TJB:  Pun on the edge of nervous breakdown. In densely parallel, surprise-repetitive polysemy, is it a message in a bottle or a Rorschach blot?

Wednesday, January 16, 2013

"This coloured counterfeit that thou beholdest" by Sor Juana Ines de la Cruz

The poem as composed in Spanish:

"A su retrato"

Este, que ves, engaño colorido,
que del arte ostentando los primores,
con falsos silogismos de colores
es cauteloso engaño del sentido:

éste, en quien la lisonja ha pretendido
excusar de los años los horrores,
y venciendo del tiempo los rigores,
triunfar de la vejez y del olvido,

es un vano artificio del cuidado,
es una flor al viento delicada,
es un resguardo inútil para el hado:

es una necia diligencia errada,
es un afán caduco y, bien mirado,
es cadáver, es polvo, es sombra, es nada.

English translation by Samuel Beckett:

"This coloured counterfeit that thou beholdest"...
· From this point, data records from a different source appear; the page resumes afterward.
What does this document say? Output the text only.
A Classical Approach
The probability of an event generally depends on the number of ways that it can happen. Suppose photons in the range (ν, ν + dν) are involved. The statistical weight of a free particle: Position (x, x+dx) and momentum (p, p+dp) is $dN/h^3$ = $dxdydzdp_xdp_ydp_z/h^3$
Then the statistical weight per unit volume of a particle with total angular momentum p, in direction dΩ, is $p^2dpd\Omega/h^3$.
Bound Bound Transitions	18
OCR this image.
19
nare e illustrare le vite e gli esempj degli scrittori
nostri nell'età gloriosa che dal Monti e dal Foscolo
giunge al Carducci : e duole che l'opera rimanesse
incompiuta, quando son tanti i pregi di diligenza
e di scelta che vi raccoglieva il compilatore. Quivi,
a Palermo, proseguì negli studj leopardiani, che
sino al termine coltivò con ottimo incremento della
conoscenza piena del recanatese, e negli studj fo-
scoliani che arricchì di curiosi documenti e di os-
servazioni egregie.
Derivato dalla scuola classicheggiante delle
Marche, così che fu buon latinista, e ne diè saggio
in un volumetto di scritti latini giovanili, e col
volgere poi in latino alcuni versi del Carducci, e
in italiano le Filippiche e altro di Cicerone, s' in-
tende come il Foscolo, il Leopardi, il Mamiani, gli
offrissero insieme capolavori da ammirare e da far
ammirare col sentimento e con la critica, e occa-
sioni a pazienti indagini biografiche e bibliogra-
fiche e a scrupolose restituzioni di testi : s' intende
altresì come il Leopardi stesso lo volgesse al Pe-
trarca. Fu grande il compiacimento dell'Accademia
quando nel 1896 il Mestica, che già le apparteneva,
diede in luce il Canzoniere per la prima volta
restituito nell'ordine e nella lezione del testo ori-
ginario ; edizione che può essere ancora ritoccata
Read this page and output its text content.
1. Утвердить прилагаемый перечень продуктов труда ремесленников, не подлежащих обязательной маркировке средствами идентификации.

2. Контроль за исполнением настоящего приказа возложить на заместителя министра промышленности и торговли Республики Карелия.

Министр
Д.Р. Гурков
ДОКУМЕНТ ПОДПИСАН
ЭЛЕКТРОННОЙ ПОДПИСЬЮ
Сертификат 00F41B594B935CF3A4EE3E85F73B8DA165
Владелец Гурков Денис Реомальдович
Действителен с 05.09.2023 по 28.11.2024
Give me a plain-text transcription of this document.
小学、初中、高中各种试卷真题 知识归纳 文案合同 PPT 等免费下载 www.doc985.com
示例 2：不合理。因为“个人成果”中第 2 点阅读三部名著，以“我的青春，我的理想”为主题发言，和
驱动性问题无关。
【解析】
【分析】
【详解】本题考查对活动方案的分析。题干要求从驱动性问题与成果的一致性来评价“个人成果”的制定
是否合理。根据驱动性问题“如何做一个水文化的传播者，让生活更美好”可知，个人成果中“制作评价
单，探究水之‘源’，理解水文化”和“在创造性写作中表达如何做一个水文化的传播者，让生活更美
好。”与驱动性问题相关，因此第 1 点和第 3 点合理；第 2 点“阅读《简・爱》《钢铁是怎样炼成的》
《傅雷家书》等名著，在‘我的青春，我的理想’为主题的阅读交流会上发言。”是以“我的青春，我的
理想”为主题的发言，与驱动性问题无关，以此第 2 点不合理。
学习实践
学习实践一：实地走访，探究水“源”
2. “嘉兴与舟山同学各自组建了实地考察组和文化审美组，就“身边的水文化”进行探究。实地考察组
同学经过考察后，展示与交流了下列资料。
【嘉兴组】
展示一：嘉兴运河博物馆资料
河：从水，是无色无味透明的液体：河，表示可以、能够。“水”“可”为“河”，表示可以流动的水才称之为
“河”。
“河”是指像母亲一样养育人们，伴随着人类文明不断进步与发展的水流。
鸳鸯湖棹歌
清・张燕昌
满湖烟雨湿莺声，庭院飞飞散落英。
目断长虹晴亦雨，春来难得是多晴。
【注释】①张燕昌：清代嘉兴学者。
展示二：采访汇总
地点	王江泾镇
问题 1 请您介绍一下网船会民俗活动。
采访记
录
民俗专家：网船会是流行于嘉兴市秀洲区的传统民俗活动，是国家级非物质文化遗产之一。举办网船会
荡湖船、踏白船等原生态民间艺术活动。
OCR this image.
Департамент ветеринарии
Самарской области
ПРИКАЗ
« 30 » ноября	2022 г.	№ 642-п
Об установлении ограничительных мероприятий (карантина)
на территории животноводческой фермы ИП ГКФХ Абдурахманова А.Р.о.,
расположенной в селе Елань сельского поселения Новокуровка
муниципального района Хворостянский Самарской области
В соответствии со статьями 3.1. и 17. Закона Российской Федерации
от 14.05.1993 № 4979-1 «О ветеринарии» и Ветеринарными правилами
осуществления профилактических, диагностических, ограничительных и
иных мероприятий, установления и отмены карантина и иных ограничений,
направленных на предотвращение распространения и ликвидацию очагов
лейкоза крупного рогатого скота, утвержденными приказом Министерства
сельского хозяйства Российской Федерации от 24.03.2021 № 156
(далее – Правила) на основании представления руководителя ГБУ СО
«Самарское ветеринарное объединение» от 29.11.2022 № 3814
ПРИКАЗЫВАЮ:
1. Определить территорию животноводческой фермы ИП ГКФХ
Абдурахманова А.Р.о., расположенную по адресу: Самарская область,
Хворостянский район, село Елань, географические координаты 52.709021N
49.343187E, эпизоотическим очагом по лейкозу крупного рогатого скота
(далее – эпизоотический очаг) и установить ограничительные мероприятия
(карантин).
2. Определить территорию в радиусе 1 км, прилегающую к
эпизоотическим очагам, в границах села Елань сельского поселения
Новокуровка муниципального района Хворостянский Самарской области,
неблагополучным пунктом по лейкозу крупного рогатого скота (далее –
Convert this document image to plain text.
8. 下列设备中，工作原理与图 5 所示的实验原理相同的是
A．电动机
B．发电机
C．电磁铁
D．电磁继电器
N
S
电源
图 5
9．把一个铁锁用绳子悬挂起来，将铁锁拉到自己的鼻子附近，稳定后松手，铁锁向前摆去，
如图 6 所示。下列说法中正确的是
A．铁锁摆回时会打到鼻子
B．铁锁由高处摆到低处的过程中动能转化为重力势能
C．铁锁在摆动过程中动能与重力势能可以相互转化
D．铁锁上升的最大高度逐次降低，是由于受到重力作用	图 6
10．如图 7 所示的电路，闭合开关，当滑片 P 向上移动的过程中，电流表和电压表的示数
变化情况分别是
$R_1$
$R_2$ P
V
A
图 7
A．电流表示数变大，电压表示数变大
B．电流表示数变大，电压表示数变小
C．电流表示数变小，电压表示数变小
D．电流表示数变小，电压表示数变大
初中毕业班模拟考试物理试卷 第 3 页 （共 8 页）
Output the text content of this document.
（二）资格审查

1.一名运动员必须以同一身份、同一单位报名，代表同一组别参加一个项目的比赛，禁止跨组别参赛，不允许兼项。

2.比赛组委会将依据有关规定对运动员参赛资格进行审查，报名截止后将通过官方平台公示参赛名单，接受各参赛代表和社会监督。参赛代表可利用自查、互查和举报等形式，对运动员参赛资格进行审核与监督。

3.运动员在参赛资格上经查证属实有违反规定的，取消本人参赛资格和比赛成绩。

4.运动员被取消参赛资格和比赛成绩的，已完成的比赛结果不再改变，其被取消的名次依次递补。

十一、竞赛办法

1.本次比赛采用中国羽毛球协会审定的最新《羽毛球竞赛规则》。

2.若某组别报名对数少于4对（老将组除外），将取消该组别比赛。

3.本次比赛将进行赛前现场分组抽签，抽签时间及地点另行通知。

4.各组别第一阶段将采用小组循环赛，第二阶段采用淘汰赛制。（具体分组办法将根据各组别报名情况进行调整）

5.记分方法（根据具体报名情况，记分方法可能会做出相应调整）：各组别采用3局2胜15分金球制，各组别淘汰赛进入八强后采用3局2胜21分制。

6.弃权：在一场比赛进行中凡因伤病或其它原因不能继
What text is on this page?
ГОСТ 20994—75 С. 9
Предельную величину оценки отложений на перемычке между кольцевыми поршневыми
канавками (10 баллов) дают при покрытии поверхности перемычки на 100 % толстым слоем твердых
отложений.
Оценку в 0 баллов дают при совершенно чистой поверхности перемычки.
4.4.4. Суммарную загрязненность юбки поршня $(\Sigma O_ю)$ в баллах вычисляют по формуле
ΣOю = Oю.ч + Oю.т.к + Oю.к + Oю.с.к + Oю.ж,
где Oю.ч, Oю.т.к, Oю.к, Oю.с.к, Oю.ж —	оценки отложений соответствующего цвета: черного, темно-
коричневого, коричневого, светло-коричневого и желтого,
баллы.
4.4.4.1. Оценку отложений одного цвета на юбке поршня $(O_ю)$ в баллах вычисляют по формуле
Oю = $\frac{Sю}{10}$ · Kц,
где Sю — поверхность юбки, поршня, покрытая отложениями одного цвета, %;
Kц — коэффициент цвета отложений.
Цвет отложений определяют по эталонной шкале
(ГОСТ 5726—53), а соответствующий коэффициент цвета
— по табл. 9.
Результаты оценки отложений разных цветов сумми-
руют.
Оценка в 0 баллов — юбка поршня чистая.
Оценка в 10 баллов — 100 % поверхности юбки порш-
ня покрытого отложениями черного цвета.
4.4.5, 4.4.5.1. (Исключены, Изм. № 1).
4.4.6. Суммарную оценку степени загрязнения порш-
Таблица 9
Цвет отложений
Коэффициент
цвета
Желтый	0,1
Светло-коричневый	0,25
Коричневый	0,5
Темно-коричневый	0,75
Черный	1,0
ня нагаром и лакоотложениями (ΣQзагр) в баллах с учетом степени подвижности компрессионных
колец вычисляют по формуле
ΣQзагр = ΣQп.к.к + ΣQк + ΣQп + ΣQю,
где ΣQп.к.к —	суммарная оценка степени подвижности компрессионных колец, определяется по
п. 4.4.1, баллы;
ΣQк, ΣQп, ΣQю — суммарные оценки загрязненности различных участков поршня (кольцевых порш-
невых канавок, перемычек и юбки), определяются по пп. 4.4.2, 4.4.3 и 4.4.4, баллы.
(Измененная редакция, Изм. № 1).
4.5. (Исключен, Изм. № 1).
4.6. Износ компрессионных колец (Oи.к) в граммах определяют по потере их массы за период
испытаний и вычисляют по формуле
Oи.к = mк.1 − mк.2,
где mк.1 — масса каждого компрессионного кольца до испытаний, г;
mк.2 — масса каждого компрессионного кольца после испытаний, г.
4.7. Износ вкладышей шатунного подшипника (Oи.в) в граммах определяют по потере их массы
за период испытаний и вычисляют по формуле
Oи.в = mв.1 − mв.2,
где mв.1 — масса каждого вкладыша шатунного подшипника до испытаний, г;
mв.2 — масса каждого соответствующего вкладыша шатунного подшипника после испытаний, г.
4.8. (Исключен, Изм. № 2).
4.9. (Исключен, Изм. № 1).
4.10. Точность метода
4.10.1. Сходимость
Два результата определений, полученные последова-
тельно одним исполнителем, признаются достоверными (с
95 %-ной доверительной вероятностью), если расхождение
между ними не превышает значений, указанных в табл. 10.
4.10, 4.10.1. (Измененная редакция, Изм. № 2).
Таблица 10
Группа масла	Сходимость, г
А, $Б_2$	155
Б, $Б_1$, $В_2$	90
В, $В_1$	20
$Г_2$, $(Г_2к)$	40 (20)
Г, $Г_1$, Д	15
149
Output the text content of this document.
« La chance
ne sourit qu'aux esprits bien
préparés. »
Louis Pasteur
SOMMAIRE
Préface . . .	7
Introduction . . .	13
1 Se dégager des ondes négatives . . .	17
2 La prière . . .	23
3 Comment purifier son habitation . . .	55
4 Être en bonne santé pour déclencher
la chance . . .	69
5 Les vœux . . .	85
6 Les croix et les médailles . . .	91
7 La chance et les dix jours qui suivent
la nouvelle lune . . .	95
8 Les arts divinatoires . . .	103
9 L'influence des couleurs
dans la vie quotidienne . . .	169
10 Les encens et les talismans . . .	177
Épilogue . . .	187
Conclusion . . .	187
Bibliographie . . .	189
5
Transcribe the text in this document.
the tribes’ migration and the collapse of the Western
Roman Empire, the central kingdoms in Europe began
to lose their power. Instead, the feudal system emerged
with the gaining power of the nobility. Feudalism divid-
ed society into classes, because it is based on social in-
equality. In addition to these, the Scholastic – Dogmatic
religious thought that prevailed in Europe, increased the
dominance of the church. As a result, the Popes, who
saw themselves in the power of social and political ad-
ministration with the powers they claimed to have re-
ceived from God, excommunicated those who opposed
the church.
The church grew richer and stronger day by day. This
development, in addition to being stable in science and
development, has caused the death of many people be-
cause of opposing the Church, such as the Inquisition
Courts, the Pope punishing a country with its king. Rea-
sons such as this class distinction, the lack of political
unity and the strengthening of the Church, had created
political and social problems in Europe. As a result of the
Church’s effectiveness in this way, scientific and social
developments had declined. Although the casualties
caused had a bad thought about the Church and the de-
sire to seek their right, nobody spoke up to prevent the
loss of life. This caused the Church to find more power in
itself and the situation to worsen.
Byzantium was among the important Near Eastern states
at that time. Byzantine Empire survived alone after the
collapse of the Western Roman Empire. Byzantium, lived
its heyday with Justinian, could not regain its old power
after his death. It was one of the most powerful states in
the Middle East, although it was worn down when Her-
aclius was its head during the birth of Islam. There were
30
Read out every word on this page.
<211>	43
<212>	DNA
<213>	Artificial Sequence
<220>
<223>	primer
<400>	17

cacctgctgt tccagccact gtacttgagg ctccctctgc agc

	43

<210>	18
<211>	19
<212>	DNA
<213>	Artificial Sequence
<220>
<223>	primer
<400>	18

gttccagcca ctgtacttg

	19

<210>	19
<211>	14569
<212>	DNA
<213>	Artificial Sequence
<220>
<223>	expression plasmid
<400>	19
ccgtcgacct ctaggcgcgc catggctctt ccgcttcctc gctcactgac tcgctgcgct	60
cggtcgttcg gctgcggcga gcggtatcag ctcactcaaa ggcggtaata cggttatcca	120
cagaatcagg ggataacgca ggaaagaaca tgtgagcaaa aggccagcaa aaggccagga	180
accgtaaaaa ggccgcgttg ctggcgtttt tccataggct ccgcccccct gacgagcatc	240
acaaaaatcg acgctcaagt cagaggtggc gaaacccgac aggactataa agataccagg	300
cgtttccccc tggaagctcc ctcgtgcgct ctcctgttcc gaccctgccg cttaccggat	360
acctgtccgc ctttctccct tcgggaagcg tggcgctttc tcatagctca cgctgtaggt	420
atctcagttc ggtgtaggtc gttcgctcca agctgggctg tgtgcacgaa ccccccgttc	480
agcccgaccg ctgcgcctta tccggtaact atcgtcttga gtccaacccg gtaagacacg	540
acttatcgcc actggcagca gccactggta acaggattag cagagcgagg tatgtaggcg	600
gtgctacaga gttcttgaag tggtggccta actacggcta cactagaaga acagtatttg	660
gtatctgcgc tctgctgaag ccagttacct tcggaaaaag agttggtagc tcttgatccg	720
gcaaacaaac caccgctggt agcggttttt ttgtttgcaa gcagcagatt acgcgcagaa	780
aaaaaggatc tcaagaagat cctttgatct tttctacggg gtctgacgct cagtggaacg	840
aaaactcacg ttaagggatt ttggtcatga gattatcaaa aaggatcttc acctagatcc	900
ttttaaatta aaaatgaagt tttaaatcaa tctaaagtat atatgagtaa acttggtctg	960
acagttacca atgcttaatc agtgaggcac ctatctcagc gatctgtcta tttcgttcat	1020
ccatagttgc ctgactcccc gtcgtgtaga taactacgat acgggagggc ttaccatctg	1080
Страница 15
This coloured counterfeit that thou beholdest,
vainglorious with excellencies of art,
is, in fallacious syllogisms of colour,
nought but a cunning dupery of sense;

this in which flattery has undertaken
to extenuate the hideousness of years,
and, vanquishing the outrages of time,
to triumph o’er oblivion and old age,

is an empty artifice of care,
is a fragile flower in the wind,
is a paltry sanctuary from fate,

is a foolish sorry labour lost,
is conquest doomed to perish and, well taken,
is corpse and dust, shadow and nothingness.

Source of the text in Spanish: from Margaret Sayers Peden, “Building a Translation” from The Craft of Translation, edited by John Biguenet, Rainer Schulte… p.15 [poem in Spanish]

Source of the English translation: An Anthology of Mexican Poetry, edited by Octavio Paz and translated by Samuel Beckett.  Bloomington: Indiana University Press, 1965, p. 85.

TJB: Vision apposition. Amid strong rhetoric, is this a portrait? Beckett turns Sor Juana into an Elizabethan ironist & nails the chant-sestet.

Wednesday, January 2, 2013

"Whoso list to hunt" by Thomas Wyatt


Whoso list to hunt, I know where is an hind,
But as for me, helas, I may no more.
The vain travail hath wearied me so sore,
I am of them that farthest cometh behind.
Yet may I by no means my wearied mind
Draw from the deer, but as she fleeth afore
Fainting I follow. I leave off therefore
Sithens in a net I seek to hold the wind.
Who list her hunt, I put him out of doubt,
As well as I may spend his time in vain.
And graven with diamonds in letters plain
There is written, her fair neck round about:
Noli me tangere for Caesar’s I am,
And wild for to hold though I seem tame.’

Source of the text – Sir Thomas Wyatt: The Complete Poems, edited by R.A. Rebholz.  London: Penguin Books, 1997, p. 77.

TJB: Dear-hunt. With wild syntax and tame semantics, the poet declines to poach his king’s concubine—or is he just tired? And why clue others in?